Pfingsten, Politik und Prinzipien – Warum Demokratie mehr ist als ein Glaube

Pfingsten, Politik und Prinzipien – Warum Demokratie mehr ist als ein Glaube

Ein Pfingstgedanke zwischen Arbeitswelt und Vertrauen: Pfingsten – das Fest des Geistes. Es erinnert daran, wie eine Gemeinschaft durch Sprache und Inspiration zusammenfand – nicht durch Macht, sondern durch Verstehen.
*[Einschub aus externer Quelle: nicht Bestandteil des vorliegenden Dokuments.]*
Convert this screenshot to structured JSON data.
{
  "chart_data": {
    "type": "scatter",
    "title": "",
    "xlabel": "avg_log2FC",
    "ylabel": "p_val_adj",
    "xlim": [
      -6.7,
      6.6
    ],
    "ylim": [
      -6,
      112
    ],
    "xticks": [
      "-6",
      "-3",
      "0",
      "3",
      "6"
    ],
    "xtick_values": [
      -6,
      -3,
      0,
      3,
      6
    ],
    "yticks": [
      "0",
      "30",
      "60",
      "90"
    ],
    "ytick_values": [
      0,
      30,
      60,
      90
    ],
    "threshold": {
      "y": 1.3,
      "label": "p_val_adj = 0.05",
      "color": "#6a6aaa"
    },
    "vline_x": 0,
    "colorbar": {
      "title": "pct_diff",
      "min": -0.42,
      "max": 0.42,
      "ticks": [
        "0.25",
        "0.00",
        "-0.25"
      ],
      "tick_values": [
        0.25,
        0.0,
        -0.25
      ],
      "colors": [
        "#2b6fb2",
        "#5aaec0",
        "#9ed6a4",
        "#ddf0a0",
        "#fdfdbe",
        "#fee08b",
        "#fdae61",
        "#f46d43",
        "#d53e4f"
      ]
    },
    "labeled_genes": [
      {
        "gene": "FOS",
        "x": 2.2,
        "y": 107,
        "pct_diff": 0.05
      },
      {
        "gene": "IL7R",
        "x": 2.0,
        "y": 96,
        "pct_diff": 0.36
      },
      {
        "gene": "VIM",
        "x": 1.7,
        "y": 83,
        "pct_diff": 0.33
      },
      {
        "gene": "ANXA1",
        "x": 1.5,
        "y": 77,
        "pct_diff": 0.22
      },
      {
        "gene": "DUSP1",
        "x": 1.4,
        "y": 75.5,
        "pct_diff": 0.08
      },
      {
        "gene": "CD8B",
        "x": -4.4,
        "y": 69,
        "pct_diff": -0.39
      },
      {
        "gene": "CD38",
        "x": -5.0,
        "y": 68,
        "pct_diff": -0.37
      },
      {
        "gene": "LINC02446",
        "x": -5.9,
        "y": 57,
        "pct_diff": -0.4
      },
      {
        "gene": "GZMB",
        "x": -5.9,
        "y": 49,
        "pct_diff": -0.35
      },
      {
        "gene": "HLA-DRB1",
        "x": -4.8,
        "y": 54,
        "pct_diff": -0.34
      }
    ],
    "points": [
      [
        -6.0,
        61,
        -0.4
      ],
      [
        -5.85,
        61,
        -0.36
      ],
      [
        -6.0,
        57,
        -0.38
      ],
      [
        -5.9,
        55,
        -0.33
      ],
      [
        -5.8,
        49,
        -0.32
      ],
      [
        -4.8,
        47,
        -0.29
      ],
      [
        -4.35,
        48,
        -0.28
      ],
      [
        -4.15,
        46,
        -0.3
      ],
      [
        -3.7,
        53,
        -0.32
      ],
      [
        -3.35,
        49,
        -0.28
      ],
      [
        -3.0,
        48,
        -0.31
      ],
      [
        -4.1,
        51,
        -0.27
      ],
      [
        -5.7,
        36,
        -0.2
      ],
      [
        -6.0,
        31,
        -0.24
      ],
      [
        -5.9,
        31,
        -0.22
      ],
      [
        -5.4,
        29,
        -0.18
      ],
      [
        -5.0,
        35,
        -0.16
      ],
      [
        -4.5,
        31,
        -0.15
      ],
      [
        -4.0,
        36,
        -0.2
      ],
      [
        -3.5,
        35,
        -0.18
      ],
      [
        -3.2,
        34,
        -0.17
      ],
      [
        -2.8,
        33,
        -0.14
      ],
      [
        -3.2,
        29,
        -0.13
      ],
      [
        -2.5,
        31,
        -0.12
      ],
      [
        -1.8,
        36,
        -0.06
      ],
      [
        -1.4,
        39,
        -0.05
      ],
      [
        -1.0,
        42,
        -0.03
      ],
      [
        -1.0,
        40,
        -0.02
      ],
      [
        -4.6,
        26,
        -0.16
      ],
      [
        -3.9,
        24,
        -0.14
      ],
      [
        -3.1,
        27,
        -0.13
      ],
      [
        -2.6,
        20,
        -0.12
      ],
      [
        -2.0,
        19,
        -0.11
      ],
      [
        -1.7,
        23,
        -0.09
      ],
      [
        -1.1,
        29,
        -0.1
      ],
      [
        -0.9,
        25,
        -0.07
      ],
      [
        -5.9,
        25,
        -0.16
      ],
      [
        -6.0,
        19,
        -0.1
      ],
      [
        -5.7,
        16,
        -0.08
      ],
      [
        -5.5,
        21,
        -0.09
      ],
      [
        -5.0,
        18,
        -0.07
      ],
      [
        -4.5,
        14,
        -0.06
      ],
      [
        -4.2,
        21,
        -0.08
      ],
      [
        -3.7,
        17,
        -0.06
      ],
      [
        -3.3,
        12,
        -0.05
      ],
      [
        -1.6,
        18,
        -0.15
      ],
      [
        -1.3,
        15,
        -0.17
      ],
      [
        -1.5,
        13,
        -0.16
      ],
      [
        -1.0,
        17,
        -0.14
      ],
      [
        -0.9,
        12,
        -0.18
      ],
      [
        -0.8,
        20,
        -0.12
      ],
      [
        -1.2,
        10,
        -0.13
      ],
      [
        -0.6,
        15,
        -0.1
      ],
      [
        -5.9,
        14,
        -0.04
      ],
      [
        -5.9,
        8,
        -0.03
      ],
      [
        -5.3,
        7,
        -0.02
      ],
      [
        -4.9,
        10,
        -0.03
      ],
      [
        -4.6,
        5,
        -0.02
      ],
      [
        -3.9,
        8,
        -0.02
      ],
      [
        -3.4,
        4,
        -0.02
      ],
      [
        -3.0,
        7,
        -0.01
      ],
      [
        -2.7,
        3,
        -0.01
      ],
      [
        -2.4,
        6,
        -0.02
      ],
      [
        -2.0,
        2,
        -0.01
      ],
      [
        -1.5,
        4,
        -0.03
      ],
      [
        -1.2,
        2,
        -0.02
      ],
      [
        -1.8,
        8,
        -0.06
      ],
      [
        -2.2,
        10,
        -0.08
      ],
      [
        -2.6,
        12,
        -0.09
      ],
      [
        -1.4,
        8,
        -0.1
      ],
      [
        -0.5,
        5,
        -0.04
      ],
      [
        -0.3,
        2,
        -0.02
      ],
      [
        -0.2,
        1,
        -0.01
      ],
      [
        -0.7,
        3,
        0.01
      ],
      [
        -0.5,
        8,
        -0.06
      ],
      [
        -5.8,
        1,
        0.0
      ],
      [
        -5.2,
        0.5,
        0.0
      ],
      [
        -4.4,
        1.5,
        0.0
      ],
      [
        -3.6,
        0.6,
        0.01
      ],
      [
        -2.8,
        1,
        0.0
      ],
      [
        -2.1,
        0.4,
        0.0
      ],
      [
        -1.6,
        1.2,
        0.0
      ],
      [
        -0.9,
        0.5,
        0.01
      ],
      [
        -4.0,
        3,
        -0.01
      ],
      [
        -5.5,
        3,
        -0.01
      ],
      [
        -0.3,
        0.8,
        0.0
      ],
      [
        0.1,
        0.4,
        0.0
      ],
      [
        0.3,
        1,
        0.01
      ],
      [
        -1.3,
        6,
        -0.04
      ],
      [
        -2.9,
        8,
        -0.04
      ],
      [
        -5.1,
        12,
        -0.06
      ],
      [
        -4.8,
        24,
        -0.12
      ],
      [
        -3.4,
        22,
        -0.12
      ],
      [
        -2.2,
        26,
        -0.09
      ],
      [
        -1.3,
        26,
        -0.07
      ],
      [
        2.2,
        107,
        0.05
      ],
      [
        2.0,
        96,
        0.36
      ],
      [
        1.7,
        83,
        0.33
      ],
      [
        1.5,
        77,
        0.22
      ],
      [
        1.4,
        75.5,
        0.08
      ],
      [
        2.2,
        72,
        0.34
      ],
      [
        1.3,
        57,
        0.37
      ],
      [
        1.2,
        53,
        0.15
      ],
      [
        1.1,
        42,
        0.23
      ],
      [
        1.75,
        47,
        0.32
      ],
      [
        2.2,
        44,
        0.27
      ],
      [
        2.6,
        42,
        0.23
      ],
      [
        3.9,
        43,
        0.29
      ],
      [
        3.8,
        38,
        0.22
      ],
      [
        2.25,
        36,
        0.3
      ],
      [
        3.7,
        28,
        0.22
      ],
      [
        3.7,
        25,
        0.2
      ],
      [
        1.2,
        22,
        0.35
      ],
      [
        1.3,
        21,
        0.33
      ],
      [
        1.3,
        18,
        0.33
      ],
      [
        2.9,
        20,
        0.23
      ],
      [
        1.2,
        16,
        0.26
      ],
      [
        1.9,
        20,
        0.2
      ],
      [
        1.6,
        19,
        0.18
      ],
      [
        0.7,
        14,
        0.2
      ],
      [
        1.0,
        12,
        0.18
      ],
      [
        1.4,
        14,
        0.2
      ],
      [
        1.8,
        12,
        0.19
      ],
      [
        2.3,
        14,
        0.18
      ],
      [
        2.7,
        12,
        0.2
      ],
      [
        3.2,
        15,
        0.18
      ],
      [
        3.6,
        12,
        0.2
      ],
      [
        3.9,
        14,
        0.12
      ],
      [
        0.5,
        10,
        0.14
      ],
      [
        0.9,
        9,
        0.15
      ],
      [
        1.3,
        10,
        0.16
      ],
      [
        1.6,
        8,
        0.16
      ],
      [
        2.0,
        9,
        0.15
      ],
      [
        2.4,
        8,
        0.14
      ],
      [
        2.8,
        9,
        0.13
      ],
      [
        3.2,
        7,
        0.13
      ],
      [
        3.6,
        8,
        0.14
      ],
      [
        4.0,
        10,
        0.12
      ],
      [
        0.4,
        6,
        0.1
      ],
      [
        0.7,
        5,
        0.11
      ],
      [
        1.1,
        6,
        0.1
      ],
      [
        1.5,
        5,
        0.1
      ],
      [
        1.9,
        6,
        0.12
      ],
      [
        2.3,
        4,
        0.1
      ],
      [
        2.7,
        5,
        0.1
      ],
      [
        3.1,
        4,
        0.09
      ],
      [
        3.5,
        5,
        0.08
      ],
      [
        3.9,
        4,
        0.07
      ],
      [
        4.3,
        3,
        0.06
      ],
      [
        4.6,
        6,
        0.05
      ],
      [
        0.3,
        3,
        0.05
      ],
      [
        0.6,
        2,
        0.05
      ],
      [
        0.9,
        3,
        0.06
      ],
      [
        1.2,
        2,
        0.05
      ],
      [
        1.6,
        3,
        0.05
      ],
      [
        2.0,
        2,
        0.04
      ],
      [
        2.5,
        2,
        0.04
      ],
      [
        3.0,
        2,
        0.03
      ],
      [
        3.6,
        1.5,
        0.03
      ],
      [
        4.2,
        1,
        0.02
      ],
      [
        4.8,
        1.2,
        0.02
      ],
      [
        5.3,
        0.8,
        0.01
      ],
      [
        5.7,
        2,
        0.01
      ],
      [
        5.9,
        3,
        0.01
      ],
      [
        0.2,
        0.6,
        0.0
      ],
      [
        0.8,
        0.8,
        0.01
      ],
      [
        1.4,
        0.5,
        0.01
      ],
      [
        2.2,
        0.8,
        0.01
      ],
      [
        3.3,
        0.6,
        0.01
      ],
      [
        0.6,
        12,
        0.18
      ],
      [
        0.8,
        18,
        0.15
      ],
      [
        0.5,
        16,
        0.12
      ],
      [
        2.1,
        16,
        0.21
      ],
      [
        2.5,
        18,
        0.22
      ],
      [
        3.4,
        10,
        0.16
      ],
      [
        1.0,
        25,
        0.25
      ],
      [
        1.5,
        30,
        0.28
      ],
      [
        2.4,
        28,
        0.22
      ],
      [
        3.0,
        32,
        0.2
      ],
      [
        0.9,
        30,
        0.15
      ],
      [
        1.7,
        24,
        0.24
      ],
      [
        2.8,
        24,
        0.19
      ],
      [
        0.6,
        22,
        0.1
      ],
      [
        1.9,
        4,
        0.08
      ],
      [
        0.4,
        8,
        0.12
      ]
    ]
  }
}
Eine schöne Utopie, die weit über religiöse Kreise hinausweist. Vielleicht ist Pfingsten heute sogar aktueller denn je – in einer Welt, in der Verständigung zunehmend schwerfällt. Zwischen demokratischer Ordnung und religiöser Moral, zwischen staatlicher Autorität und individueller Orientierung.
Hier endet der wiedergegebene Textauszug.